On 5 December, 1769, James Cook wrote “At 4 AM weigh'd with a light breeze at SE, but had Variable light airs and sometimes calm untill near noon when a gentle breeze sprung up at North—at this time we had not got out of the Bay... I have named it the Bay of Islands on account of the great number which line its shores and these help to form several safe and Commodious harbours where in is room and depth of water sufficient for any number of Shipping... I have made no accurate survey of this Bay, the time it would have required to have done this discouraged me from attempting of it... [By] 10 oClock it was Calm; At this time the tide or Current seting the Ship near one of the Islands, where we was very near being a shore but by the help of our boat and a light air from the southward we got clear; about an hour after when we thought ourselves out of all danger the Ship struck upon a Sunken rock and went immediatly clear without receiving any perceptible damage”.

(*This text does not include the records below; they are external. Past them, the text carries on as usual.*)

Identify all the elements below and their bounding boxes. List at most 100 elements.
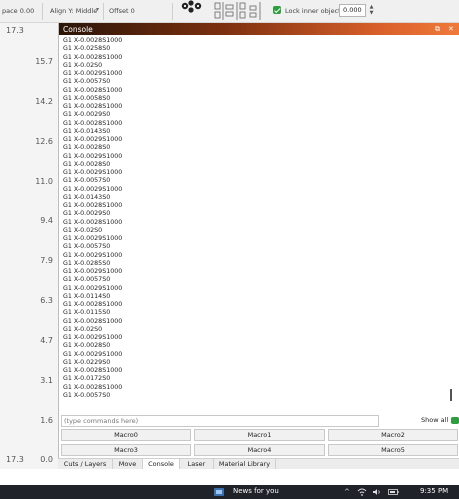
ruler-mark: 6.3 xyxy=(40,296,53,305)
speaker-icon[interactable] xyxy=(372,488,382,496)
chevron-up-icon[interactable]: ^ xyxy=(344,488,350,496)
console-line: G1 X-0.0058S0 xyxy=(63,94,111,102)
console-line: G1 X-0.0028S1000 xyxy=(63,53,123,61)
window-gap xyxy=(0,469,459,485)
ruler-mark: 15.7 xyxy=(35,57,53,66)
ruler-mark: 11.0 xyxy=(35,177,53,186)
console-line: G1 X-0.0029S0 xyxy=(63,111,111,119)
console-line: G1 X-0.0028S1000 xyxy=(63,119,123,127)
chevron-down-icon[interactable]: ▾ xyxy=(96,6,99,13)
scrollbar-thumb[interactable] xyxy=(450,389,452,401)
battery-icon[interactable] xyxy=(388,489,399,495)
bottom-tab-bar: Cuts / Layers Move Console Laser Materia… xyxy=(58,458,459,469)
console-line: G1 X-0.0028S1000 xyxy=(63,218,123,226)
ruler-mark: 12.6 xyxy=(35,137,53,146)
toolbar-divider xyxy=(103,3,104,20)
tab-laser[interactable]: Laser xyxy=(180,459,214,469)
console-line: G1 X-0.0028S1000 xyxy=(63,86,123,94)
ruler-mark: 0.0 xyxy=(40,455,53,464)
console-line: G1 X-0.0028S1000 xyxy=(63,367,123,374)
space-field[interactable]: pace 0.00 xyxy=(2,6,34,17)
show-all-checkbox[interactable] xyxy=(451,417,459,424)
console-line: G1 X-0.0029S1000 xyxy=(63,185,123,193)
console-line: G1 X-0.0028S1000 xyxy=(63,37,123,44)
lock-inner-objects-checkbox[interactable] xyxy=(273,6,281,14)
console-line: G1 X-0.02S0 xyxy=(63,61,103,69)
console-line: G1 X-0.0258S0 xyxy=(63,45,111,53)
toolbar-divider xyxy=(172,3,173,20)
console-line: G1 X-0.0229S0 xyxy=(63,358,111,366)
console-titlebar[interactable]: Console ⧉ ✕ xyxy=(59,23,459,35)
align-icons[interactable] xyxy=(214,1,266,21)
vertical-ruler: 17.3 15.7 14.2 12.6 11.0 9.4 7.9 6.3 4.7… xyxy=(0,23,58,469)
console-line: G1 X-0.0029S1000 xyxy=(63,152,123,160)
align-y-select[interactable]: Align Y: Middle xyxy=(50,6,97,17)
ruler-mark: 14.2 xyxy=(35,97,53,106)
macro5-button[interactable]: Macro5 xyxy=(328,444,458,456)
ruler-mark: 4.7 xyxy=(40,336,53,345)
macro0-button[interactable]: Macro0 xyxy=(61,429,191,441)
spin-down-icon[interactable]: ▼ xyxy=(368,10,375,16)
tab-move[interactable]: Move xyxy=(113,459,143,469)
top-toolbar: pace 0.00 Align Y: Middle ▾ Offset 0 Loc… xyxy=(0,0,459,23)
undock-icon[interactable]: ⧉ xyxy=(435,25,440,34)
console-line: G1 X-0.0114S0 xyxy=(63,292,111,300)
os-taskbar: News for you ^ 9:35 PM xyxy=(0,485,459,499)
console-line: G1 X-0.0172S0 xyxy=(63,375,111,383)
console-line: G1 X-0.0057S0 xyxy=(63,243,111,251)
show-all-label: Show all xyxy=(421,416,449,424)
console-line: G1 X-0.0057S0 xyxy=(63,391,111,399)
console-line: G1 X-0.0029S1000 xyxy=(63,334,123,341)
offset-field[interactable]: Offset 0 xyxy=(109,6,135,17)
ruler-mark: 9.4 xyxy=(40,216,53,225)
tab-cuts-layers[interactable]: Cuts / Layers xyxy=(58,459,113,469)
console-line: G1 X-0.0028S1000 xyxy=(63,103,123,110)
taskbar-clock[interactable]: 9:35 PM xyxy=(420,487,448,495)
macro1-button[interactable]: Macro1 xyxy=(194,429,325,441)
console-line: G1 X-0.0029S1000 xyxy=(63,350,123,358)
ruler-mark: 3.1 xyxy=(40,376,53,385)
console-line: G1 X-0.0029S1000 xyxy=(63,251,123,259)
console-line: G1 X-0.0029S1000 xyxy=(63,284,123,292)
console-line: G1 X-0.0285S0 xyxy=(63,259,111,267)
console-line: G1 X-0.0028S0 xyxy=(63,342,111,350)
command-input[interactable]: (type commands here) xyxy=(61,415,379,427)
macro2-button[interactable]: Macro2 xyxy=(328,429,458,441)
network-icon[interactable] xyxy=(357,488,367,496)
app-icon[interactable] xyxy=(213,487,225,497)
close-icon[interactable]: ✕ xyxy=(448,25,454,33)
console-line: G1 X-0.0028S1000 xyxy=(63,202,123,209)
console-line: G1 X-0.0028S1000 xyxy=(63,301,123,308)
console-line: G1 X-0.0057S0 xyxy=(63,276,111,284)
console-log[interactable]: G1 X-0.0028S1000 G1 X-0.0258S0 G1 X-0.0028… xyxy=(61,37,446,413)
console-line: G1 X-0.0028S0 xyxy=(63,144,111,152)
console-line: G1 X-0.0029S1000 xyxy=(63,70,123,77)
ruler-bottom-label: 17.3 xyxy=(6,455,24,464)
console-line: G1 X-0.0029S0 xyxy=(63,210,111,218)
console-line: G1 X-0.0029S1000 xyxy=(63,268,123,275)
lock-value-input[interactable]: 0.000 xyxy=(339,4,366,17)
tab-console[interactable]: Console xyxy=(143,459,180,469)
console-scrollbar[interactable] xyxy=(448,37,456,413)
news-widget[interactable]: News for you xyxy=(233,487,279,495)
console-line: G1 X-0.02S0 xyxy=(63,325,103,333)
cluster-icon[interactable] xyxy=(180,0,204,14)
console-line: G1 X-0.0029S1000 xyxy=(63,169,123,176)
value-stepper[interactable]: ▲ ▼ xyxy=(368,4,375,17)
toolbar-divider xyxy=(42,3,43,20)
console-line: G1 X-0.0057S0 xyxy=(63,177,111,185)
console-line: G1 X-0.0029S1000 xyxy=(63,136,123,143)
console-line: G1 X-0.0028S1000 xyxy=(63,383,123,391)
ruler-mark: 7.9 xyxy=(40,256,53,265)
console-window: Console ⧉ ✕ G1 X-0.0028S1000 G1 X-0.0258S… xyxy=(58,23,459,469)
tab-material-library[interactable]: Material Library xyxy=(214,459,276,469)
ruler-mark: 1.6 xyxy=(40,416,53,425)
console-line: G1 X-0.0028S1000 xyxy=(63,317,123,325)
console-line: G1 X-0.0028S0 xyxy=(63,160,111,168)
lock-inner-objects-label: Lock inner objects xyxy=(285,7,345,15)
console-line: G1 X-0.0029S1000 xyxy=(63,235,123,242)
console-title: Console xyxy=(63,24,93,34)
console-line: G1 X-0.02S0 xyxy=(63,226,103,234)
macro4-button[interactable]: Macro4 xyxy=(194,444,325,456)
macro3-button[interactable]: Macro3 xyxy=(61,444,191,456)
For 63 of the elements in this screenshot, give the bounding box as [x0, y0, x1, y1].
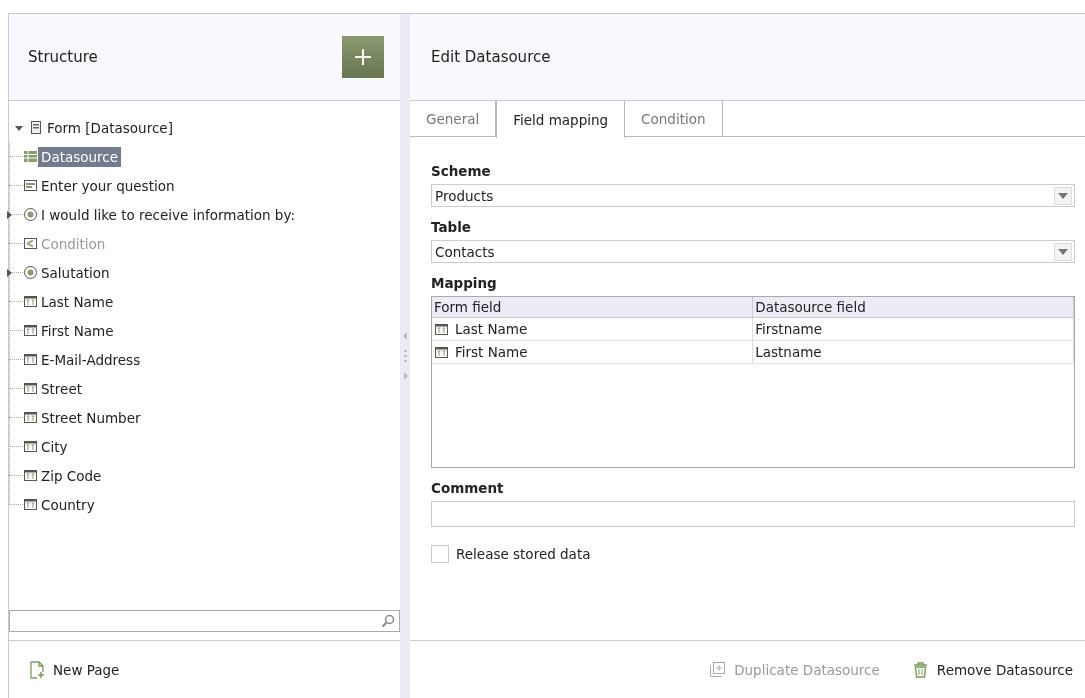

Joseph Banks wrote “A small spirt of fair wind before day break made us heave up the anchor in a great hurry, but before we were well underway it was as foul as ever so we were obligd to atempt turning out. Many canoes came from all parts of the bay which is by far the most populous place we have been in. In the middle of the day we were becalmd and caught many fish with hooks. About 10 at night as we were going through the outer heads on a sudden we wer[e] becalmd so that the ship would neither wear nor stay: in a moment an eddy tide took hold of us and hustled us so fast towards the land that before the Officers resolvd what was best to be done the ship was within a Cables lengh of the breakers, we had 13 fathom water but the ground so foul that they dar’d not drop an anchor. The eddy now took another turn and set her along shore opening another bay but we were too near the rocks to trust to that: the pinnace was orderd to be hoisted out in an instant to take the ship in tow, Every man in her was I beleive sensible of the Danger we were in so no one spard to do his best to get her out fast. The event however shewd how liable such situations must be to Confusion: they lowerd down too soon and she stuck upon a gun: from this she must be thrust by main force, in doing which they had almost ove[r]set her which would have tumbled out her oars: no man thought of running in the gun: at last that was done and she was afloat, her crew was soon in her and she went to her duty. A faint breeze of wind now sprung up off the land and with that and towing she to our great Joy got head way again... myself went down to bed and sat upon my cott undressing myself when I felt the ship strike upon a rock [Whale Rock], before I could get upon my leggs she struck again. I ran upon deck but before I could get there the danger was over; fortunately the rock was to wind ward of us so she went off without the least damage and we got into the proper channel, where the officers who had examind the bay declard there to be no hidden dangers—much to our satisfaction as the almost certainty of being eat as soon as you come ashore adds not a little to the terrors of shipwreck”.